Mann rast mit Vollgas auf Nachbarn zu
10.11.2011 | 11:32 Uhr 2011-11-10T11:32:00+0100
Die Bewohner des Kälberwegs leben in Angst vor einem Nachbarn: Erst raste er mit seinem Benz auf einen 62-Jährigen zu, dann mit Vollgas auf dessen Enkel.
Die Bewohner des Kälberwegs leben in Angst vor einem Nachbarn: Erst raste er mit seinem Benz auf einen 62-Jährigen zu, dann mit Vollgas auf dessen Enkel. Nun beschäftigte sich das Wittener Amtsgericht dem 56-Jährigen. Es verurteilte ihn zu 18 Monaten auf Bewährung. Die Staatsanwaltschaft wollte den rasenden Rowdy ganz ausbremsen und hatte eine Haftstrafe gefordert.
Der 56-jährige Elektriker war schon lange dafür bekannt, dass er oft unter Strom steht.
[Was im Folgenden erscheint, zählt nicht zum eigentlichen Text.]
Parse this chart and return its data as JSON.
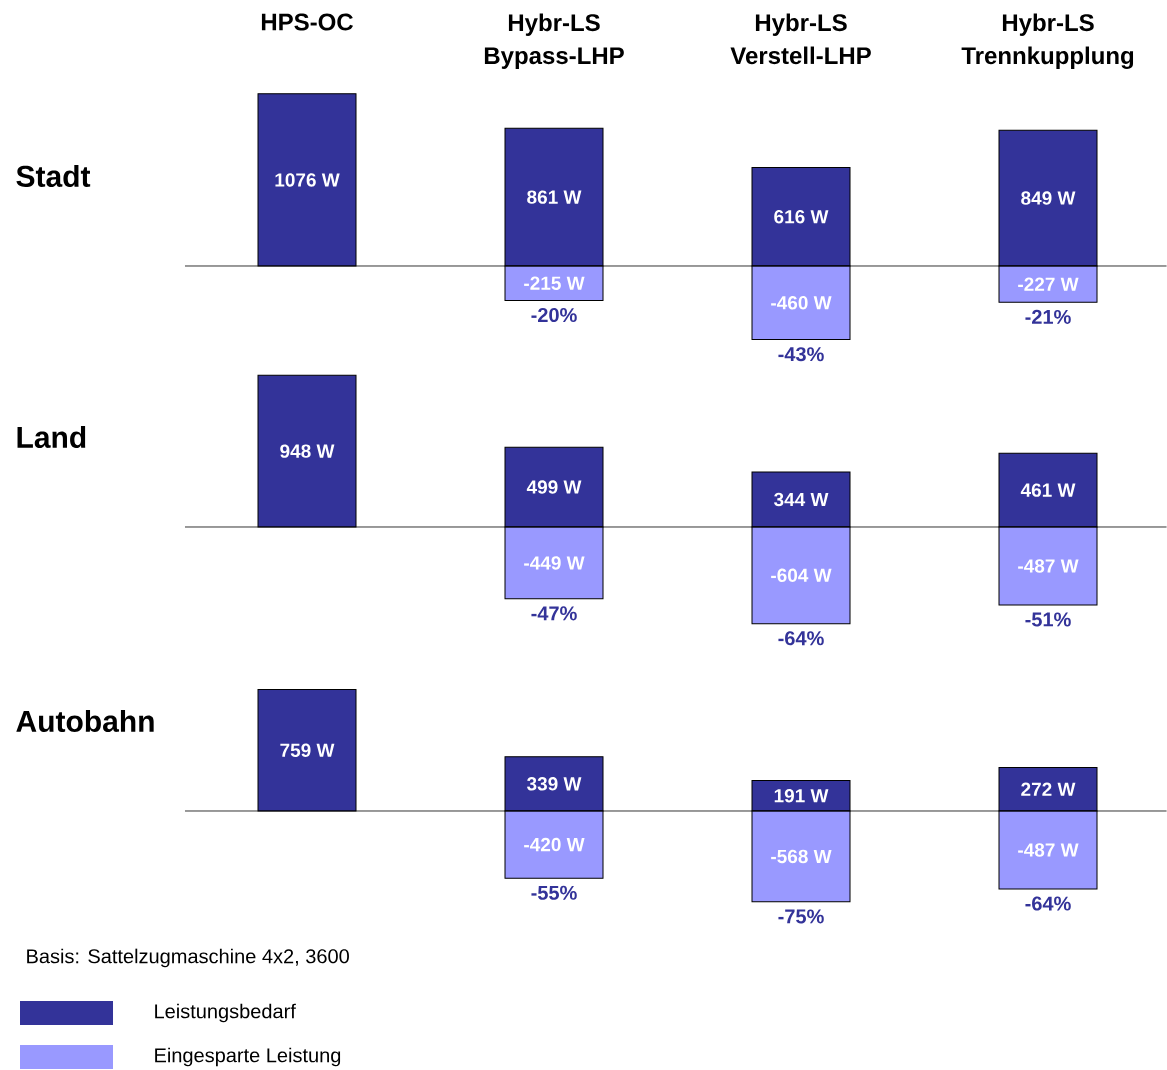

Vor den Raser-Attacken fühlten sich Anwohner durch laute Pöbeleien gestört. „Er dreht immer dann die Musik laut, wenn wir schlafen wollen“, sagt ein leidgeprüfter Nachbar vor Gericht. Der Angeklagte soll sogar mit einem Beil durch das Mehrfamilienhaus stolziert sein und mit einer Taschenlampe in die Wohnungen geleuchtet haben. Wenn es nur bei diesen üblen „Scherzen“ geblieben wäre.
Ein Elfjähriger erinnert sich genau an den Moment, als das Spielen vor der Haustür beinahe tödlich endete. „Plötzlich quietschten die Reifen“, das Auto des Angeklagten sei die Straße heruntergeschossen gekommen. „Er hielt direkt mit Vollgas auf mich zu“, erinnert sich der Schüler. „Ich konnte gerade noch zur Seite springen.“ Ein Nachbar, der den Vorfall beobachtet hatte, sagt: „Er hätte den Jungen fast totgefahren.“ Kein Einzelfall.
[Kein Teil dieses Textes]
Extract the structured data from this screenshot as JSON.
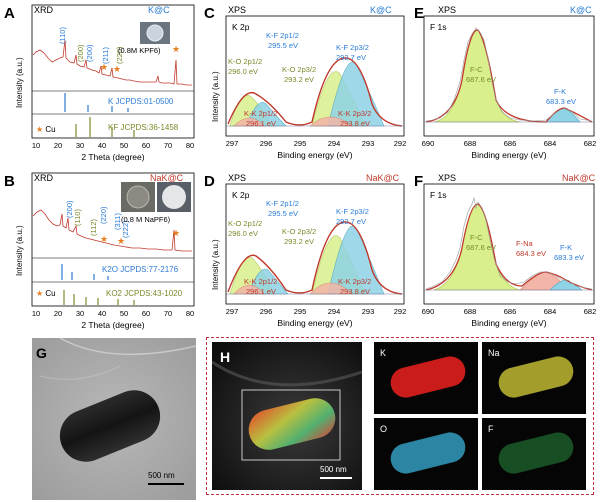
{
  "colors": {
    "blue": "#2b7bd6",
    "olive": "#7a8a2a",
    "red": "#c0392b",
    "orange": "#e67e22",
    "green_fill": "#d9ef8b",
    "blue_fill": "#8fd3e6",
    "pink_fill": "#f3b5a8",
    "frame_red": "#c0303a"
  },
  "panels": {
    "A": {
      "letter": "A",
      "technique": "XRD",
      "sample": "K@C",
      "planes": [
        "(110)",
        "(200)",
        "(200)",
        "(211)",
        "(220)"
      ],
      "inset": "(0.8M KPF6)",
      "ref1": "K JCPDS:01-0500",
      "ref2": "KF JCPDS:36-1458",
      "cu": "Cu",
      "xlabel": "2 Theta (degree)",
      "ylabel": "Intensity (a.u.)",
      "xticks": [
        "10",
        "20",
        "30",
        "40",
        "50",
        "60",
        "70",
        "80"
      ]
    },
    "B": {
      "letter": "B",
      "technique": "XRD",
      "sample": "NaK@C",
      "planes": [
        "(200)",
        "(110)",
        "(112)",
        "(220)",
        "(311)",
        "(222)"
      ],
      "inset": "(0.8 M NaPF6)",
      "ref1": "K2O JCPDS:77-2176",
      "ref2": "KO2 JCPDS:43-1020",
      "cu": "Cu",
      "xlabel": "2 Theta (degree)",
      "ylabel": "Intensity (a.u.)",
      "xticks": [
        "10",
        "20",
        "30",
        "40",
        "50",
        "60",
        "70",
        "80"
      ]
    },
    "C": {
      "letter": "C",
      "technique": "XPS",
      "sample": "K@C",
      "region": "K 2p",
      "kf12": "K-F 2p1/2",
      "kf12_ev": "295.5 eV",
      "kf32": "K-F 2p3/2",
      "kf32_ev": "292.7 eV",
      "ko12": "K-O 2p1/2",
      "ko12_ev": "296.0 eV",
      "ko32": "K-O 2p3/2",
      "ko32_ev": "293.2 eV",
      "kk12": "K-K 2p1/2",
      "kk12_ev": "296.1 eV",
      "kk32": "K-K 2p3/2",
      "kk32_ev": "293.8 eV",
      "xlabel": "Binding energy (eV)",
      "ylabel": "Intensity (a.u.)",
      "xticks": [
        "297",
        "296",
        "295",
        "294",
        "293",
        "292"
      ]
    },
    "D": {
      "letter": "D",
      "technique": "XPS",
      "sample": "NaK@C",
      "region": "K 2p",
      "kf12": "K-F 2p1/2",
      "kf12_ev": "295.5 eV",
      "kf32": "K-F 2p3/2",
      "kf32_ev": "292.7 eV",
      "ko12": "K-O 2p1/2",
      "ko12_ev": "296.0 eV",
      "ko32": "K-O 2p3/2",
      "ko32_ev": "293.2 eV",
      "kk12": "K-K 2p1/2",
      "kk12_ev": "296.1 eV",
      "kk32": "K-K 2p3/2",
      "kk32_ev": "293.8 eV",
      "xlabel": "Binding energy (eV)",
      "ylabel": "Intensity (a.u.)",
      "xticks": [
        "297",
        "296",
        "295",
        "294",
        "293",
        "292"
      ]
    },
    "E": {
      "letter": "E",
      "technique": "XPS",
      "sample": "K@C",
      "region": "F 1s",
      "fc": "F-C",
      "fc_ev": "687.6 eV",
      "fk": "F-K",
      "fk_ev": "683.3 eV",
      "xlabel": "Binding energy (eV)",
      "ylabel": "Intensity (a.u.)",
      "xticks": [
        "690",
        "688",
        "686",
        "684",
        "682"
      ]
    },
    "F": {
      "letter": "F",
      "technique": "XPS",
      "sample": "NaK@C",
      "region": "F 1s",
      "fc": "F-C",
      "fc_ev": "687.6 eV",
      "fna": "F-Na",
      "fna_ev": "684.3 eV",
      "fk": "F-K",
      "fk_ev": "683.3 eV",
      "xlabel": "Binding energy (eV)",
      "ylabel": "Intensity (a.u.)",
      "xticks": [
        "690",
        "688",
        "686",
        "684",
        "682"
      ]
    },
    "G": {
      "letter": "G",
      "scale": "500 nm"
    },
    "H": {
      "letter": "H",
      "scale": "500 nm",
      "maps": [
        {
          "label": "K",
          "color": "#e0201e"
        },
        {
          "label": "Na",
          "color": "#d8d03a"
        },
        {
          "label": "O",
          "color": "#3ab0d8"
        },
        {
          "label": "F",
          "color": "#2fa84a"
        }
      ]
    }
  }
}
Auch dem Opa des Elfjährigen sitzt der Schock noch in den Gliedern – auch er wurde beinahe von dem rasenden Nachbarn überfahren. Im Kälberweg, in dem die Autos eigentlich Schrittgeschwindigkeit fahren dürfen, habe der Angeklagte „alles rausgeholt, was der Motor hergab“, so der 62-jährige Rohrnetzbauer. Erst im letzten Augenblick habe dieser das Lenkrad herumgerissen, sei dadurch in einem angrenzenden Grundstück gelandet. „Hätte da jemand gestanden – keine Chance.“
Dass er offensichtlich immer dann rasend reagiert, wenn seine Nachbarn vor seiner Motorhaube auftauchen, erklärte der 56-Jährige medizinisch. „Ich hatte einen Krampf im Bein. Da muss ich wohl zu sehr aufs Gaspedal getreten haben.“ Und überhaupt: „Als ehemaliger Sicherheitsmann habe ich täglich mein Leben für andere aufs Spiel gesetzt.“ Da würde er doch jetzt nicht das anderer aufs Spiel setzen.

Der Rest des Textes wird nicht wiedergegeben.